# Pictorial Representation Of The Golden Rule

The golden rule of accumulation is explained in Diagram. As the golden rule associates to the maximisation of per capita consumption we plot productivity or output (Q), saving or Thrift (s), investment (I) and capital stock (K) as ratios to the quantity of labour (L) i.e.

* *

__I__ = s __[Q]__ since
I = K ….Equation (1)

L [L]

Or, * *

__I__ = g __[K]__ ….Equation
(2)

L [L]

Where * over the variables refers golden age enormity. Equation (2) depicts that in a golden age per capita investment or saving should parity the symmetry growth rate times per capita capital stock.

Thus, per capita investment is in a straight rational to capital labour ratio.

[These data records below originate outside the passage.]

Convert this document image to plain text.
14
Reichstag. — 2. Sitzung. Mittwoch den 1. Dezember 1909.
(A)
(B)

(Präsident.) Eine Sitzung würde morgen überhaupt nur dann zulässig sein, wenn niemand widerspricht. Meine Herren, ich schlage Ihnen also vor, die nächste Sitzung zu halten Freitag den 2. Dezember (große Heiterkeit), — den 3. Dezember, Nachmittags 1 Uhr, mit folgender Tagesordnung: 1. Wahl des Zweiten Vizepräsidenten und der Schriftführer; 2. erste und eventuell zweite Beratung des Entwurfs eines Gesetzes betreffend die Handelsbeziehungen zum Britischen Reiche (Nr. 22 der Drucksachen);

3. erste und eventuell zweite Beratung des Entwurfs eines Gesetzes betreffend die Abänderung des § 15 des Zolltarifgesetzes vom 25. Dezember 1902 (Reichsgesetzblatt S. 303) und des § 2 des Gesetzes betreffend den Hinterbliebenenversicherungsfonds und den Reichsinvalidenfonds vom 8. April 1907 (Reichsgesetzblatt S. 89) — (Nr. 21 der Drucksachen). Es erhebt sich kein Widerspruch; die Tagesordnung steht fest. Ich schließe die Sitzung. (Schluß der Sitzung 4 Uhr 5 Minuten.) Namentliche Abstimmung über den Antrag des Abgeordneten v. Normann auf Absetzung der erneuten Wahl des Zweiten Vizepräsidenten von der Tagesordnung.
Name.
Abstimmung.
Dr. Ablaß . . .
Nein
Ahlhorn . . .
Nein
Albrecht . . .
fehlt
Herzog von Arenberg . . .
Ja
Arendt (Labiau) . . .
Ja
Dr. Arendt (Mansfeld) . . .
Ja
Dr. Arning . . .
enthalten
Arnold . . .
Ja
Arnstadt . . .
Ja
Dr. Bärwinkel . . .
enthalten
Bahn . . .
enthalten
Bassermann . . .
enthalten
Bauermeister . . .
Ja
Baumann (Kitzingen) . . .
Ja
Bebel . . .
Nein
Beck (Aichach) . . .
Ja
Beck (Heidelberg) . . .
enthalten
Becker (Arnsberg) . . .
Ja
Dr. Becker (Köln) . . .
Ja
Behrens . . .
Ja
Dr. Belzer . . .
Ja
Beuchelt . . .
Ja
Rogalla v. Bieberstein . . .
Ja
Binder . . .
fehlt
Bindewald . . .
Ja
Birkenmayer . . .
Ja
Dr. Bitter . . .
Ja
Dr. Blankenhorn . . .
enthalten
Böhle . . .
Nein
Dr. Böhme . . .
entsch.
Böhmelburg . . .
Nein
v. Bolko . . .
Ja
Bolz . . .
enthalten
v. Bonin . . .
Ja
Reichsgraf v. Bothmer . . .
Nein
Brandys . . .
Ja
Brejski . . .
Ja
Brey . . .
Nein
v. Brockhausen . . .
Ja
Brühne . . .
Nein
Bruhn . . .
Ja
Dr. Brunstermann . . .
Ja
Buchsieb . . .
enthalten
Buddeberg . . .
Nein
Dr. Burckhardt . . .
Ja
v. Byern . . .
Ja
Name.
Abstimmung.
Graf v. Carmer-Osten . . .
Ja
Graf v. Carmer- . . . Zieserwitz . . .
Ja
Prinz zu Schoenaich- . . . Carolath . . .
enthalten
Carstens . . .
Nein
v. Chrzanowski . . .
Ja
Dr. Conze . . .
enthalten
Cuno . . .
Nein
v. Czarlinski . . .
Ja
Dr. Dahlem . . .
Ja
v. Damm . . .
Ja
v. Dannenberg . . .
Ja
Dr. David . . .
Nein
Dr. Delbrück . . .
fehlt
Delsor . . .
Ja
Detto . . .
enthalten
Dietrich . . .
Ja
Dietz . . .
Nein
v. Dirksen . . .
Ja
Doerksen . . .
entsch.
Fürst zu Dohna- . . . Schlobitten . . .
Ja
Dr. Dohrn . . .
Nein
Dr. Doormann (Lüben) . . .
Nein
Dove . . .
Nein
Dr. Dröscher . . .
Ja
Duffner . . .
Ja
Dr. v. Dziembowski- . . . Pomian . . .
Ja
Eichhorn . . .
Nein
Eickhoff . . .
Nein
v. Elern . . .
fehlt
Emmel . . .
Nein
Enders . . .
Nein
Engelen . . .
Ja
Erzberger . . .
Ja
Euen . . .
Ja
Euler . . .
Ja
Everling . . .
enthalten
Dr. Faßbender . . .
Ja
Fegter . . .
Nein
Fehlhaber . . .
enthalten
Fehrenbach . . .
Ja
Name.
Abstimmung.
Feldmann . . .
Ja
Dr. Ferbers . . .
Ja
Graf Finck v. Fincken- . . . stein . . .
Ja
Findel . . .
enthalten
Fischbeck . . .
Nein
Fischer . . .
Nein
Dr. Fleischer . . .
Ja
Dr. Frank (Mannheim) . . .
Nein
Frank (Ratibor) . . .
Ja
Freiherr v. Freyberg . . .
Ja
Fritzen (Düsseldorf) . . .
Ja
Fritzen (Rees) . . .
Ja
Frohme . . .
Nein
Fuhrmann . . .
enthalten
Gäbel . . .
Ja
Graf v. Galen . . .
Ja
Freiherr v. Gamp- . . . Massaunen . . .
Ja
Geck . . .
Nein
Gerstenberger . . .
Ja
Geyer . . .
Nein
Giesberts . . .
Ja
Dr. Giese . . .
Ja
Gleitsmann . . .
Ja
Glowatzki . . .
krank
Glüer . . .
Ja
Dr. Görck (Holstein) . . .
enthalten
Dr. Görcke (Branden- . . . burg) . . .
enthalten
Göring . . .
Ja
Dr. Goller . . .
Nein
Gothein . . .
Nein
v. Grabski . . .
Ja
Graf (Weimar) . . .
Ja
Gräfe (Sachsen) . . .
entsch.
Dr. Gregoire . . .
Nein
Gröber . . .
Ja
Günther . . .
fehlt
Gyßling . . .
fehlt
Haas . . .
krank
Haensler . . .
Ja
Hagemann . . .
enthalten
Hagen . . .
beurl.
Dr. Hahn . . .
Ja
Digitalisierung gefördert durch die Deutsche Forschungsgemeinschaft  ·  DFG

Consequently, per capita investment is straight line from origin.

Now, by substituting and equating Equations (1) and (2), we obtain

* *

__I__ = __s__ or
g = __Q__

*

L g K

*

Equation (3) demonstrates the golden age growth rate which is the slope of the
I/L curve.

Next, the manufacturing function;

1-a

Q = A(t)
(K*, L )

Where A(t) is some invariable , by keeping t = 0 and dividing L on both sides, we obtain the following;

__Q__ = A{__K__}*

L {L}

By switching variables in the above equation in association to the golden age, we obtain
the following;

* *

__Q__ = A{__K__}* ;

L {L}

*

which is drawn in the diagram as the Q/L curve. By inequitable demarcation, we get
the incline of the *

Q/L
curve as follows:

* *

d__(Q/L)__ = a__(Q)__

* *

k(K/L) (K)

* * *

Therefore, a (Q/K) is the incline of the Q/L curve that parities the marginal product
of capital.

*

The incline of the I/L curve is equal to the golden age growth rate, g and the slope
of the

*

Q/L curve parities the marginal product of capital, r is the rate of interest. As per
the golden rule of accumulation, the growth rate should equal the rate of interest,
g = r, in a maximum golden age.

* * *

This is described in the above diagram, where Q/L, S/L and I/L are shown on the vertical
side and

*

K/L on the horizontal axis; the maximum golden age according to the golden rule of
accumulation is at symmetry capital – labour ratio

*

(__K__)*

(L)

* *

where the vertical remoteness amid the curves Q/L and I/L is the largest;

It is AB in the diagram. Therefore, the golden rule of accumulation is fulfilled. When
the vertical deviation among the two curves;

* *

Q/L and I/L are at the optimum.

It is here that the per capita consumption is optimised.